A medical study out of Stanford found that when somebody supplements with probiotics, all of her B vitamin levels go up along with iron levels. So listen, treat the root cause, not the symptom. So many doctors today say, “Hey, just go and take this iron tablet.” It’s not fixing it. You’ve got to be able to absorb the iron tablet for it to work.
For that reason, you want to add in probiotic-rich foods like real homemade yogurt, goat milk kefir and sauerkraut. Then taking a probiotic supplement, typically 50 billion to 100 billion IUs daily, can definitely help support your iron absorption.
3. Remove Processed and Junk Food from Your Diet
Next, you need to get those processed and junk foods out, especially excess sugar and anything that can cause candida. Oftentimes, candida and anemia are linked.
If you ever notice a white color on your tongue or in the back of your throat, or if you ever tend to get any sort of yeast issues, those are candida symptoms. Candida will block iron absorption, so diet is key. In order to really overcome that, you’ve got to support the spleen, like I talked about earlier, but also eliminate processed sugars and grains.
If you are eating a lot of sugars, pastas, breads, cereals, any type of grain product or sugar product, that’s going to feed yeast. Replace those with healthy fats in your diet. Or if you’re going to use a sweetener, raw local honey in small amount, a tablespoon at most at a time, or stevia is the best option in terms of natural sweeteners.
4. Consume Iron-Rich Foods
The next step in helping you overcome anemic symptoms is consuming iron-rich foods. Some of the best include beef liver and chicken liver.

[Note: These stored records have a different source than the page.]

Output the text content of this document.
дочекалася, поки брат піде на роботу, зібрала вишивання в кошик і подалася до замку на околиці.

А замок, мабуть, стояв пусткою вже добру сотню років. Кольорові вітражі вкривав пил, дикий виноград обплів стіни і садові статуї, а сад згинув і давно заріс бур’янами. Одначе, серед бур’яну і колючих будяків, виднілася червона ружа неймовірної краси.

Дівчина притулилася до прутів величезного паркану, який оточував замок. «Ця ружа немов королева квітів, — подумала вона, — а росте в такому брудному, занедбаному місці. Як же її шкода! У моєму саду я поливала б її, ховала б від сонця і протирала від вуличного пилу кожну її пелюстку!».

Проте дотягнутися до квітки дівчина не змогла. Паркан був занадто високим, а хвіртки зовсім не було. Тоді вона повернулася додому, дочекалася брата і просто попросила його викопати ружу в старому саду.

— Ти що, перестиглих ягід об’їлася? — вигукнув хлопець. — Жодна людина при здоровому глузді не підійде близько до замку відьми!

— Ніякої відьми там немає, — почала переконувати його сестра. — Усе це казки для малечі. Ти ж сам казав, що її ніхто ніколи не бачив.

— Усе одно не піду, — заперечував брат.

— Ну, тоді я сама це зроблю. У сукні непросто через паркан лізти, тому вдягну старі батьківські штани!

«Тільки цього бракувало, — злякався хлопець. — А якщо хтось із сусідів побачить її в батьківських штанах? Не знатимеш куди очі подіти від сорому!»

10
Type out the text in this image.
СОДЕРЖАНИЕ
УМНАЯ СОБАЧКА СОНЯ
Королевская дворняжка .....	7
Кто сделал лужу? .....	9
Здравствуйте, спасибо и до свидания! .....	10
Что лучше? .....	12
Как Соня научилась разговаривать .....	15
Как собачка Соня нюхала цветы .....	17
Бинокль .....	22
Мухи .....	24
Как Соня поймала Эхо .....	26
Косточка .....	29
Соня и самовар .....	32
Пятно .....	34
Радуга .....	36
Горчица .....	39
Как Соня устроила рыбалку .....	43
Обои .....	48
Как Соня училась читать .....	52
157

Liver? It might sound gross to you, but if you buy organic chicken liver at your local farmers’ market or at your health food store, you can put it in a crockpot with chicken in equal ratios, or about a third liver, two-thirds chicken, and do a big crock pot with vegetables like carrots, celery, onions and sea salt. This is the perfect meal to help replenish your liver, as it’s very high in iron. 
For other iron-rich foods, look toward organic, grass-fed meats like beef, bison and lamb. Also, eat spinach, kale and chard. Have a bison burger with a side of spinach, which is fantastic for helping you reverse anemia.
5. Reduce Stress
I know, easier said than done. But if you’re emotionally stressed out and you struggle with forgiveness, anger, or have chronic worry and anxiety, those things really deplete your spleen and your liver and will exhaust those organs. So really make sure that you are scheduling in times of relaxation and fun during your week, plus getting plenty of sleep at night. Those things will really help recharge your system and body and help you bust stress. If you do those things, you’re going to see fantastic results in overcoming anemia.
Last little bonus tip here: In Chinese medicine, anemia is very closely related to the spleen, and certain herbs actually help support the spleen, especially ginseng. Ginseng is known as an adaptogenic herb that lowers cortisol and can help your body better deal with stress. Lastly, benefit-rich beets also help with a healthy circulatory system and healthy iron levels.